Lifestyle factors that influence inflammation may be easily controlled in pre-clinical studies; however they are more difficult to account for in clinical SRC populations beyond self-reported measures. Examples of lifestyle variables include diet, exercise, and sleep quality. Many dietary variables have been shown to influence inflammation. For example, diets rich in trans-fats and high glycemic index carbohydrates lead to increased levels of proinflammatory cytokines in the general circulation. ⁴⁴ High-calorie diets have also been linked to increased neuroinflammation, thought to be one of the main drivers of various cognitive and mood disorders. ⁴⁵ Conversely, diets like the Mediterranean or ketogenic diet are associated with anti-inflammatory pathways, potentially attenuating neuroinflammation and positively influencing cognition. ⁴⁶ Alcohol and caffeine consumption have also been shown to influence both peripheral and central levels of inflammation.^47,48 A novel, yet highly understudied, field in SRC research is beginning to discover links between nutrition, metabolism, and SRC outcomes, which might be partially attributable to changes in the gut microbiome and systemic inflammatory states.^49–52

Given the athletic context in which SRCs occur, the influence of exercise on measures of inflammation requires careful consideration. Exercise can produce both pro- and anti-inflammatory effects that stem from localized muscle tissue and peripheral immune cells. ⁵³ For example, IL-6 levels are released from muscle tissue after acute exercise whereas levels of TNFα and IL-1β are actively suppressed, all of which have been recently associated with SRC.^4–6,54 Further, exercise has been shown to suppress microglial activation and downregulate the expression of many proinflammatory cytokines in the brain, mechanistically explaining (at least in part) the neuroprotective and therapeutic effects of aerobic exercise for SRC.^55,56 Last, exercise influences regional macrophage function in: 1) skeletal muscle during physical activity; 2) adipose tissue during energy mobilization; and 3) circulation concerning the development/progression of atherosclerosis. ⁵³ These influences of exercise on various immunological and cytokine networks may obscure the use of inflammatory molecules as potential diagnostic or prognostic biomarkers for SRC and need to be taken into consideration in these studies.
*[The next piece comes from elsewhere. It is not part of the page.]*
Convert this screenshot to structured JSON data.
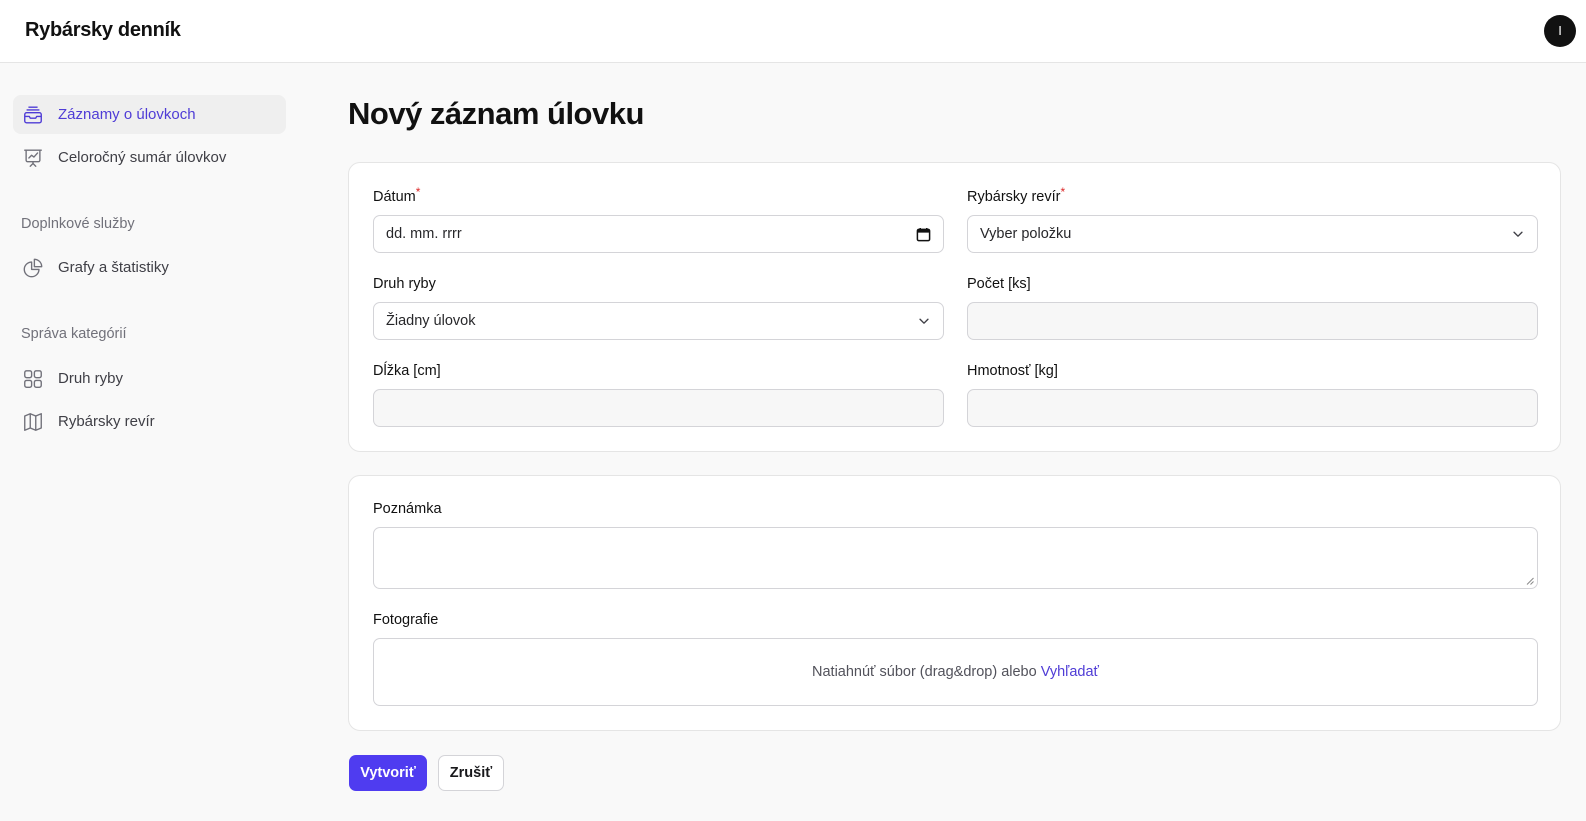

Sleep quality can also have a major impact on inflammation, especially given that sleep disturbance is a common symptom post-SRC. ⁵⁷ Interestingly, sleep and immune function have their own bidirectional effects. Animal and human studies have shown sleep quality to change in response to infections, injury, and neurodegenerative disorders. ⁵⁸ Sleep deprivation has also been reported to increase the expression of IL-1β, IL-6, TNFα, and C-reactive protein. ⁵⁹ A potential mechanistic explanation (particularly relevant for SRC) lies in the intimate relationship between sleep and the HPA axis given that regulation of sleep onset and completion depends on the circadian release of cortisol. ⁹ Conversely, sleep disruption impacts HPA-axis function, which may lead to hyperactivity in the stress response, which as outlined above, could exacerbate inflammation. Overall, many lifestyle factors are insufficiently documented and incorporated into current biomarker analyses, which will continue to limit their clinical translation to wider athletic and general populations. Investigators may consider asking targeted questions toward recent diet habits, exercise activity, and sleep quality at the time of sample collection.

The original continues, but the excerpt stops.